Monday, February 18, 2008

Charlotte Beach


This week's trip started at the Charlotte town beach. Charlotte is one of 3 towns in Vermont named for women. The others being Sharon and Cabot. OK, that last one is tricky since it was the woman's last name.

When I arrived there were a bunch of birders. They were starting to pack up so I didn't get a picture. I took this one a couple of years ago when a rare asian gull was hanging out locally. Just imagine there's snow. The attractions this time were mergansers and goldeneyes (both ducks)

We put in off to the side in a rather tame seal launch.

I jokingly suggested going down the steep stairs to the summer swimming area. More of a bobsled launch.

Once out of this sheltered area we were in real wind & waves. Gotta get a waterproof camera sometime...

We went south (upwind) as far as Converse Bay to see how the ice was doing there. It looked like the wind has swept it pretty clear. About that time it peaked at around 30 knots. Fast waves were bouncing off the cliff creating a confused zone with waves going in multiple directions. WHen they ran into each other water spurted up ~5 feet in the air. If they ran into each other under your kayak you didn't go that high, but there was a definite elevator feeling.

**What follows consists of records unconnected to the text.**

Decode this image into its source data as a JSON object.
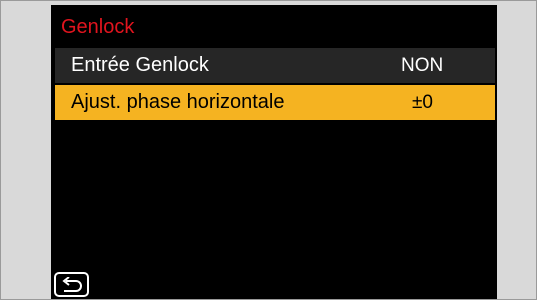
{
  "menu": {
    "title": "Genlock",
    "items": [
      {
        "label": "Entrée Genlock",
        "value": "NON"
      },
      {
        "label": "Ajust. phase horizontale",
        "value": "±0"
      }
    ]
  },
  "icons": {
    "back": "return-arrow-icon"
  },
  "colors": {
    "title": "#e0141e",
    "highlight": "#f5b321",
    "row_bg": "#262626",
    "screen_bg": "#000000",
    "side_bg": "#d9d9d9"
  }
}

It would have been a great day for our big wild weather fans, Sam and Chris. Sam was skiing and Chris is off kayaking the Yangtze River for a few weeks.

From there we went a few minutes out into the lake to get a clear surf ride back.

That strong south wind has given us a thaw today (57F in the southern part of the state) and the Plattsburg Ferry is closed because all the ice blew up to the north end of the lake.

Monday, February 11, 2008

Post Penguin Plunge Paddle

No pictures this week, at least none of mine. A late night and early start meant I left home without the camera box again, plus the visibility in snow wasn't so hot.

This week's trip started with me being tasked with checking out the Coast Guard launch on Saturday to see if it was clear of ice. It turns out the place was all under crowd control and I couldn't get in there unless I was somehow involved in the Penguin Plunge (one of those polar-bear-dip things for charity).

Photo used under Creative Commons license thanks to Flickr user BostonTX:

We showed up Sunday and found out the good part is that a lot of ice had been removed so the swimmers wouldn't just bounce off and there was clear water for about 50 feet. Then about another hundred feet of ice before getting to the big open water of the lake. So we had enough room to get up speed and run up onto the ice, then use nailboards to push over that into the big water.

Understandably, once those Penguin Plungers get in the water, their first priority is getting out. A lot of miscellaneous junk ended up being left behind, either on the bottom or floating around the open water. I scooped up some and decided a Mardi-Gras style necklace was worth bringing home for my kid.

We paddled down to Red Rocks in pretty calm conditions. Some hikers were on the scenic overlook and asked if were were cold, so Tom yells back that we were hot and we all rolled.

On the way back it started sleeting and wind up to 20 knots, so sunglasses were needed just to keep the stinging sleet out of the eyes. Then the wind died back down and precip changed to big puffy snow. When we ran up onto that ice barrier at the end a couple of inches of that sticky snow meant that our neoprene gloves got pretty good traction without the nail boards, but the kayak hulls were also sticking so you kind of had to push down hard enough to take your weight off the snow while pushing forward. That's what I did anyway, the others just got out and walked across.

Back at the boat ramp I was somewhat lacking in flexibility due to some positive air pressure in the drysuit and ended up falling out of the boat instead of stepping out. That's happened before and like last time the only downside was a little icewater got inside the mukluks.